Benito Agustín Díaz L.

La misión de educar

Estamos abriendo las puertas a un nuevo año escolar, un hecho que pone en movimiento a familias, a educadores, a niños y jóvenes. Es el inicio de esa maravillosa aventura de cercanía, de encuentro de padres, maestros y alumnos, necesaria para la educación de cuantos llegan a nuestras aulas.

Cercanía que necesitamos, padres y maestros, para descubrir los tesoros, valores, que todo niño encierra y que son fundamentales en el ejercicio de sus deberes, derechos, dignidad, respeto y ejercicio de sus obligaciones. Cada niño está llamado, para ser él, a desarrollar sus talentos. La escuela, después de la familia, es el campo propicio para este desarrollo.
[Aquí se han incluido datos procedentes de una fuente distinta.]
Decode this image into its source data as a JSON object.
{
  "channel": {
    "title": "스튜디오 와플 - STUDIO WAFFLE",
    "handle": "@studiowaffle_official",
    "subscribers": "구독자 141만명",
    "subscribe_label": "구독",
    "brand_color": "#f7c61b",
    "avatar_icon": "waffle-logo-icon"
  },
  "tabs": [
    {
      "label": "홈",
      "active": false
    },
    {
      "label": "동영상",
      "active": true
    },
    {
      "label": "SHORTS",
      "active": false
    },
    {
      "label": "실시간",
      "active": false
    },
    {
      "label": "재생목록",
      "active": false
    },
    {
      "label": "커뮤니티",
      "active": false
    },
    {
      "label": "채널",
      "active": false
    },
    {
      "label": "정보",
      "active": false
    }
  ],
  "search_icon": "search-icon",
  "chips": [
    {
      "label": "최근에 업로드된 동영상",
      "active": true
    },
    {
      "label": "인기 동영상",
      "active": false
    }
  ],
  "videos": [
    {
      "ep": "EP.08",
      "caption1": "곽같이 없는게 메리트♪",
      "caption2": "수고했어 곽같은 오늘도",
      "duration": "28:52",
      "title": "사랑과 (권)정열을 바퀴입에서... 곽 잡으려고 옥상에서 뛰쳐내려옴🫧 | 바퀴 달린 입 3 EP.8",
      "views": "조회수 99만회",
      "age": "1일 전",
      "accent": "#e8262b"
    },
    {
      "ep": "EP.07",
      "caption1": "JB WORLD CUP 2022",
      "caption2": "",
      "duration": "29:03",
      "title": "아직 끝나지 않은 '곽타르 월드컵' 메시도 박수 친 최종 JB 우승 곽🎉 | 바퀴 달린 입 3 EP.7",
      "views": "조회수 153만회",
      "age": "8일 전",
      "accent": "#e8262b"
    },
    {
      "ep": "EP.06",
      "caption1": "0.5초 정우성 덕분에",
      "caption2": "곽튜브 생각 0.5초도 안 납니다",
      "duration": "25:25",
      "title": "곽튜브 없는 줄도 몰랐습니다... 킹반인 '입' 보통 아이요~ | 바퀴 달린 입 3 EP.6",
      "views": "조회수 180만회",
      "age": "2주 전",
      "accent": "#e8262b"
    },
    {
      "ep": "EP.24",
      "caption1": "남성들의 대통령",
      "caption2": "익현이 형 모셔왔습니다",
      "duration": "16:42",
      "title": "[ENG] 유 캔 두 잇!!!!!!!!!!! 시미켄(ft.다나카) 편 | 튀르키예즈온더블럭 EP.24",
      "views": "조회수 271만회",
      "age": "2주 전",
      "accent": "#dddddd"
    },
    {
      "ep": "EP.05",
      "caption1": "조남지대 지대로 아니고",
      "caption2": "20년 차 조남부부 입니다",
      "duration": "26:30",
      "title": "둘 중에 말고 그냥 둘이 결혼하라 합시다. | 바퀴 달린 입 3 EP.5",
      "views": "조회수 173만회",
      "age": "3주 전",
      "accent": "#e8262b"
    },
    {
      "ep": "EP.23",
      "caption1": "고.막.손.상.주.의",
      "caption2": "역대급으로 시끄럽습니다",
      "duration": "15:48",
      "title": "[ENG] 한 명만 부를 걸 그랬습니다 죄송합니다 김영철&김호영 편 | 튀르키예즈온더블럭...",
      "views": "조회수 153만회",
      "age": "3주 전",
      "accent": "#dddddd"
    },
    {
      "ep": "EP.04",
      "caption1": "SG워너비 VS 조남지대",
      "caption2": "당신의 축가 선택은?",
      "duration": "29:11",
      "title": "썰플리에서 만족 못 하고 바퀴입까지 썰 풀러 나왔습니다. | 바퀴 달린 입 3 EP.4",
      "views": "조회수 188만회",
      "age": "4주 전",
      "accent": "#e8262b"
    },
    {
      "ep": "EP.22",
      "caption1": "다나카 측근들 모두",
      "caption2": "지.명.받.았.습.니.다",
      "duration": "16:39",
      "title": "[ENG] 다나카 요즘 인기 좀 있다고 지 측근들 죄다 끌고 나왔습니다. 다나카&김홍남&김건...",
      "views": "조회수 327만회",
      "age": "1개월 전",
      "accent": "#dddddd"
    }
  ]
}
Por eso los maestros somos actores imprescindibles en la formación del hombre y de la mujer del mañana.

A través de una cercanía con rostro humano, me atrevería a pedir divino, el rostro de Dios en el maestro, podríamos asegurar el impacto que la acción, la palabra y el testimonio del maestro, así como el de los padres en primer lugar, produce en los niños.

Los padres y los maestros comparten un espacio común, las aulas, donde los hijos se transforman en alumnos. Es en el aula, donde el maestro continúa la misión formadora iniciada en el hogar, lugar donde se fundamentan las bases del hombre y de la mujer del mañana. Es la familia donde el hijo se despierta a la vida, a la sociedad y donde se incuban los primeros ideales del mañana.

La escuela, el maestro, con vocación educativa, debe reforzar, acrisolar, esos valores fundamentales que los padres deben sembrar en sus hijos, antes de llevarlos a la escuela. Es muy difícil que la escuela dé lo que los padres no han dado a sus hijos.

Por eso ser educadores es una misión que nos asocia a la paternidad y a la maternidad, porque con los padres el educador contribuye a la plena formación de sus hijos. Si la escuela es el segundo hogar de vuestros hijos, padres, es algo que debéis tener en cuenta. Valorar la escuela, enaltecer la misión y el trabajo del maestro, es algo que hace que el hijo se sienta feliz, en medio de sus compañeros y al lado del maestro, de la maestra. Así aprenderá a valorarlos, a admirarlos, a amarlos. Valorar al maestro, querer al maestro, algo indispensable para una buena educación. Si el maestro debe conocer a sus alumnos, también debe conocer a sus padres para cumplir mejor su misión educadora con aquellos que acuden a nuestras aulas soñando en un futuro que llene sus ilusiones y esperanzas. Padres no tengan reparo en acercarse a las aulas de sus hijos. En un diálogo con el maestro aprenderán mejor a conocer a sus hijos y ayudarlos en su desarrollo físico, intelectual y espiritual. No olvidemos que educar hoy es preparar el mañana de estos niños, empeño que juntos debemos hacer: padres y maestros.

El autor es hermano  cristiano y educador.